Por: Beatriz Matos

Moraes nega ida de Bolsonaro ao hospital após queda na prisão

Bolsonaro sofreu uma queda enquanto dormia | Foto: Fabio Rodrigues-Pozzebom/Agência Brasil

O que seria mais um dia de visitas ao ex-presidente Jair Bolsonaro ganhou novos contornos nesta terça-feira (6), após a ex-primeira-dama Michelle Bolsonaro divulgar nas redes sociais que o marido sofreu uma queda enquanto dormia, na Superintendência da Polícia Federal (PF), em Brasília. Segundo relatos médicos, Bolsonaro teria se sentido mal durante a madrugada, caído na cela e batido a cabeça, o que motivou pedidos por atendimento hospitalar externo.

De acordo com o cirurgião Claudio Birolini, o ex-presidente apresentou um traumatismo cranioencefálico (TCE) leve.
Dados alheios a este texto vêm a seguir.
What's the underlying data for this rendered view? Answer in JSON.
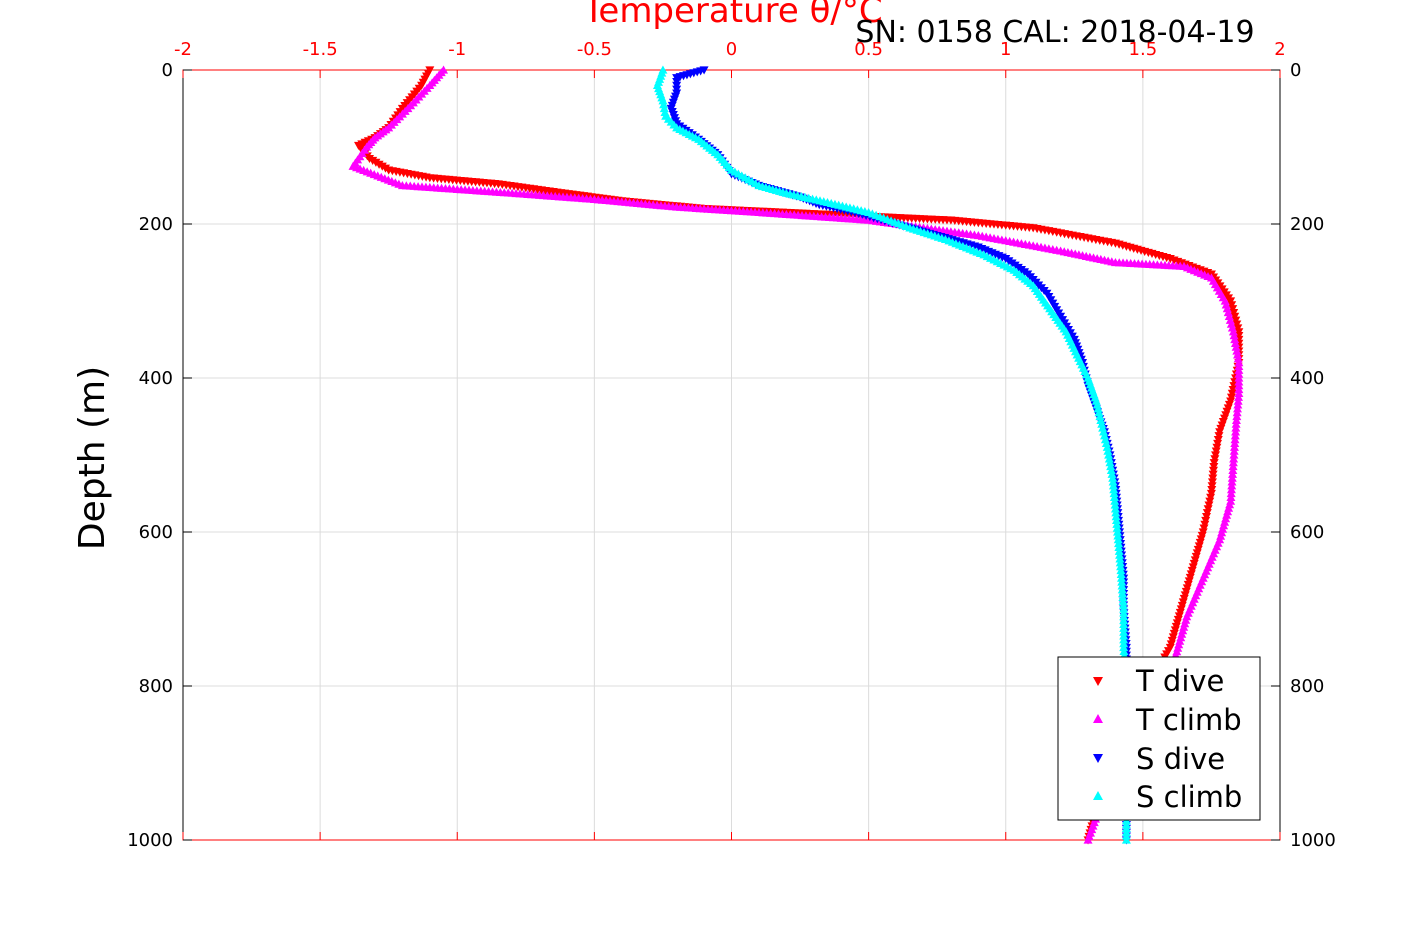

Esse tipo de lesão ocorre após impacto na cabeça, geralmente sem danos estruturais graves, e costuma ter recuperação do estado mental em até 24 horas, mas exige acompanhamento médico por risco de evolução do quadro.

Atendimento inicial

Em nota, a Polícia Federal informou que Bolsonaro relatou a queda à equipe de plantão e foi avaliado por um médico da corporação. Segundo a PF, foram constatados apenas ferimentos leves, sem indicação imediata de encaminhamento hospitalar. Inicialmente, a instituição chegou a afirmar que havia autorizado a remoção ao Hospital DF Star, a pedido do médico particular do ex-presidente.

No entanto, em atualização divulgada minutos depois, a Polícia Federal esclareceu que qualquer eventual encaminhamento ao hospital dependeria de autorização do Supremo Tribunal Federal (STF), uma vez que Bolsonaro está sob custódia por decisão judicial.

Pressão pública

Nas redes sociais, Michelle Bolsonaro afirmou que não se sabe o horário exato da queda e que o marido não lembra quanto tempo ficou desacordado. Ela também disse que só conseguiu vê-lo cerca de uma hora depois, porque ele estava recebendo atendimento médico.

A ex-primeira-dama passou a pressionar publicamente pela liberação da remoção hospitalar e chegou a informar que Bolsonaro seria levado para exames externos.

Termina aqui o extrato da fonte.